By any means I'll burned
I am willing to go to extreme lengths even if it causes harm to myself or others.


We said things in the dark
During times of secrecy or intense emotion, we revealed things about ourselves to each other that might not be shared in daylight.


Pasture with deny
Living in a state of denial, ignoring the truth and choosing to not confront it.


So I kept my eyes shut tight
I chose to avoid confronting reality by closing off the source of input from my sense of sight.


There's nothing there to prove I care, now
There is no action or reaction that would show that I still have feelings for this person.


The ugliness I shared
The parts of me that are shameful and negative that I revealed to this person.


Is buried, safe under the ground
Those aspects of myself are hidden and protected.


Not even the scar Barely recollected
Even the memory of the wound that it caused has faded with time.


Don't think I should be allowed to forget you
Despite the pain associated with the memories of you, I think it would be unfair to completely erase them.


Shadows I had occupied And made my home in
The dark and negative aspects of my life that I had become accustomed to and had made a part of my identity.


Were not fighting to me 'til the day you showed up
Those struggles were insignificant until you came into my life and brought attention to them.


The moment you left me
The exact time that you stopped being a part of my life.
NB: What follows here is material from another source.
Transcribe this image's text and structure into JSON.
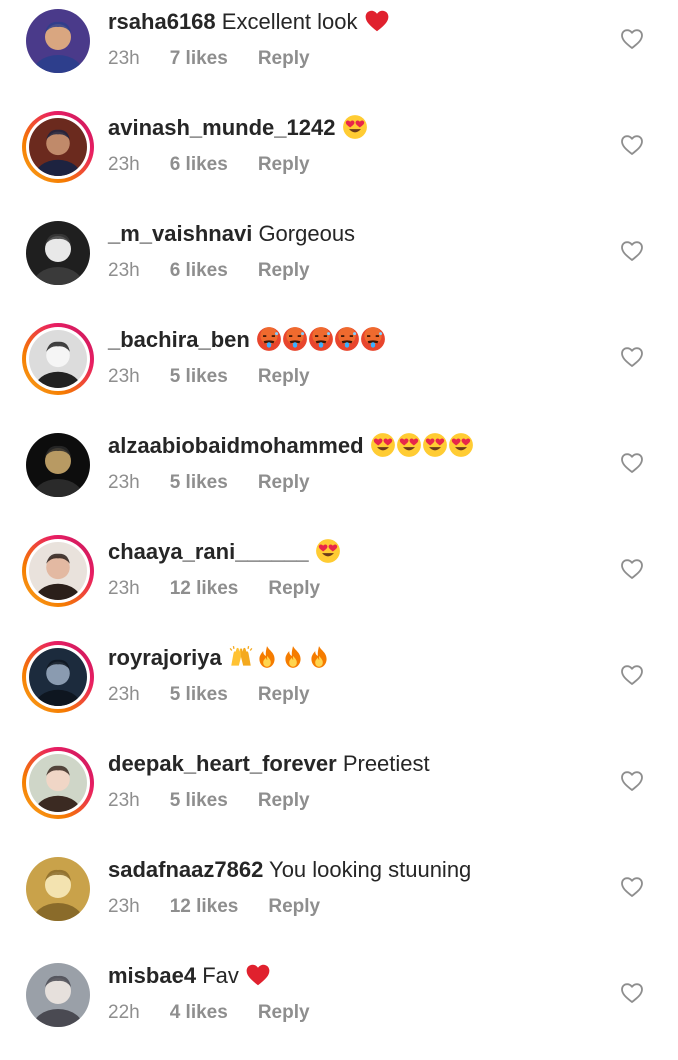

Ends the minute he slips away
The moment that another person leaves me, it feels like my life and self-worth disappear.


But is it lonely Sitting, watching atop this grave
Despite the sadness and pain, there is some comfort found in being able to observe and reflect on the situation from a place of distance.


I don't want to replace what the earth took from you
I don't want to try and replace or forget about the part of you that was lost through death.


Yeah but you kiss like you're dead Already I'm worried.
Your actions and behavior in a romantic setting are concerning and make me feel uncomfortable or worried about our relationship.